Sebagai manusia, kita tak dapat menghindar dari fenomena ini. Siapa pun dia, dimana pun berada dan bagaimana pun kondisinya, kita masih berhadapan dengan pengalaman seperti ini. Bahkan sebagai umat yang percaya dan berharap pada Allah, kita juga masih dapat merasakan keragu-raguan akan apa yang kita alami dan rasakan sendiri. Hal ini tentu mendorong kita untuk mengambil sebuah pilihan. Sebuah pilihan yang kita anggap dapat menolong kita untuk memahami setiap peristiwa yang terjadi dalam hidup kita. Pertanyaannya, apakah kita telah memilih hal yang benar atau yang salah? Memilih hal yang baik atau jahat? Dengan demikian pertanyaan ini sekaligus menjadi tema pembahasan kita yaitu “Memilih hal-hal yang baik dan benar atau yang jahat dan salah?”

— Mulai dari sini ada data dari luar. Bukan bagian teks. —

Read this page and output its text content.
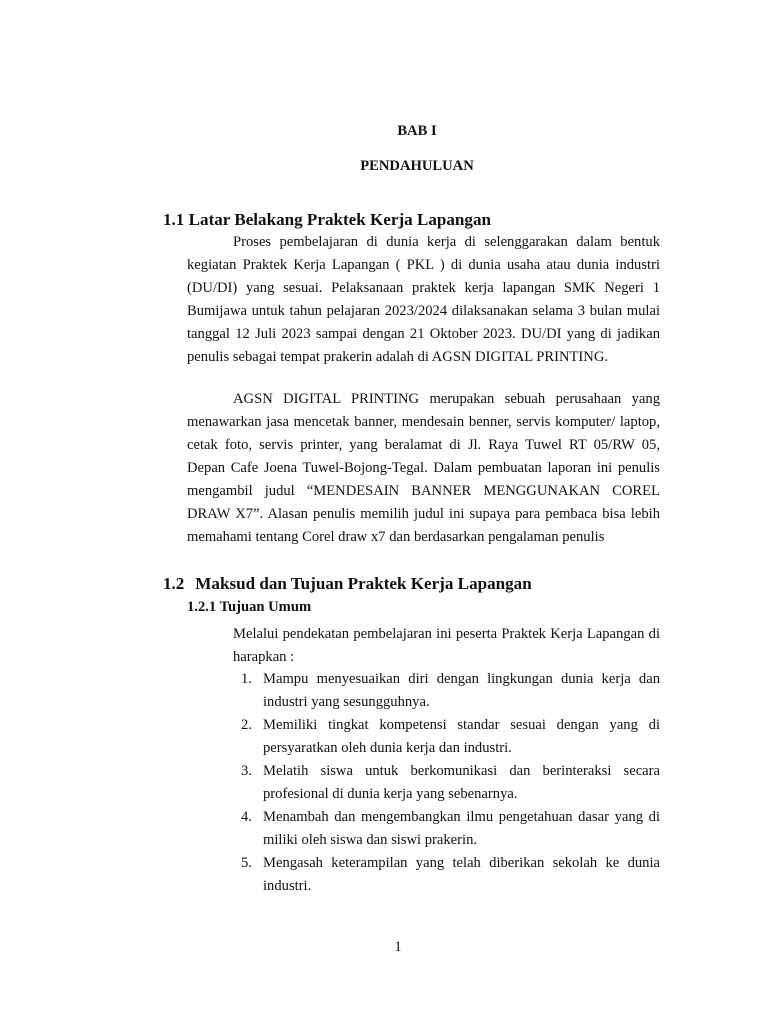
BAB I
PENDAHULUAN
1.1 Latar Belakang Praktek Kerja Lapangan

Proses pembelajaran di dunia kerja di selenggarakan dalam bentuk kegiatan Praktek Kerja Lapangan ( PKL ) di dunia usaha atau dunia industri (DU/DI) yang sesuai. Pelaksanaan praktek kerja lapangan SMK Negeri 1 Bumijawa untuk tahun pelajaran 2023/2024 dilaksanakan selama 3 bulan mulai tanggal 12 Juli 2023 sampai dengan 21 Oktober 2023. DU/DI yang di jadikan penulis sebagai tempat prakerin adalah di AGSN DIGITAL PRINTING.

AGSN DIGITAL PRINTING merupakan sebuah perusahaan yang menawarkan jasa mencetak banner, mendesain benner, servis komputer/ laptop, cetak foto, servis printer, yang beralamat di Jl. Raya Tuwel RT 05/RW 05, Depan Cafe Joena Tuwel-Bojong-Tegal. Dalam pembuatan laporan ini penulis mengambil judul “MENDESAIN BANNER MENGGUNAKAN COREL DRAW X7”. Alasan penulis memilih judul ini supaya para pembaca bisa lebih memahami tentang Corel draw x7 dan berdasarkan pengalaman penulis

1.2 Maksud dan Tujuan Praktek Kerja Lapangan
1.2.1 Tujuan Umum

Melalui pendekatan pembelajaran ini peserta Praktek Kerja Lapangan di harapkan :

1. Mampu menyesuaikan diri dengan lingkungan dunia kerja dan industri yang sesungguhnya.
2. Memiliki tingkat kompetensi standar sesuai dengan yang di persyaratkan oleh dunia kerja dan industri.
3. Melatih siswa untuk berkomunikasi dan berinteraksi secara profesional di dunia kerja yang sebenarnya.
4. Menambah dan mengembangkan ilmu pengetahuan dasar yang di miliki oleh siswa dan siswi prakerin.
5. Mengasah keterampilan yang telah diberikan sekolah ke dunia industri.
1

Untuk menjawab pertanyaan tersebut, kita akan meneliti apa yang dinyatakan oleh Alkitab lalu melihat signifikansinya bagi kehidupan kita sebagai orang percaya pada masa kini. Dalam hal ini kita akan menelitinya berdasarkan Firman Tuhan yang terdapat dalam Maleakhi 3:13-18.

 

Pembahasan

 

Di awal pembahasan kita tadi, saya sempat menyatakan bahwa oleh karena manusia tidak mendapatkan jawaban yang memuaskan berdasarkan keterbatasan pengetahuan ketika mempelajari tentang Allah dan ciptaan yang ada, maka manusia kemudian masuk melalui jalur agama dan keyakinan pemikiran. Manusia yakin bahwa jika pengetahuan tidak mampu membimbing mereka ke dalam pemahaman yang benar, maka mungkin agama dan keyakinan dapat melakukannya. Hal ini tentu tak dapat terelakkan karena Firman Tuhan menyatakan bahwa manusia diciptakan dengan memiliki sifat dasar yaitu sifat budaya dan sifat agama. Stephen Tong memberikan sebuah pernyataan yang tegas tentang hal ini. Menurutnya, “Ketika kedua sifat ini disingkirkan dari manusia, manusia tidak lagi menjadi manusia.”[2]

Di dalam Alkitab, kita temukan ada begitu banyak peristiwa yang menyatakan bahwa umat manusia membutuhkan sebuah agama atau keyakinan untuk membawa mereka lebih mengenal dan memahami siapa diri mereka. Tidak terkecuali umat Tuhan. Hal yang paling jelas tampak dalam sepanjang sejarah Israel baik sebagai pribadi-pribadi tertentu maupun sebagai sebuah bangsa.

Sebagai sebuah bangsa yang dipilih dan dipanggil menjadi umat Allah, mereka (pribadi lepas pribadi) diwajibkan untuk mendekatkan diri pada Allah dan hidup bergantung sepenuhnya kepada-Nya. Bahkan hal ini tercatat secara jelas dalam perintah pertama yang diberikan oleh Allah kepada mereka (saat dimerdekakan dari perbudakan) adalah “Jangan ada pada mu allah lain di hadapan-Ku.” Konsep ini menegaskan bahwa bangsa Israel harus memandang Allah (Yahweh) sebagai satu-satunya Allah mereka dan bahwa hanya Allah yang sanggup melepaskan mereka dari tangan musuh serta memberikan berkat yang melimpah.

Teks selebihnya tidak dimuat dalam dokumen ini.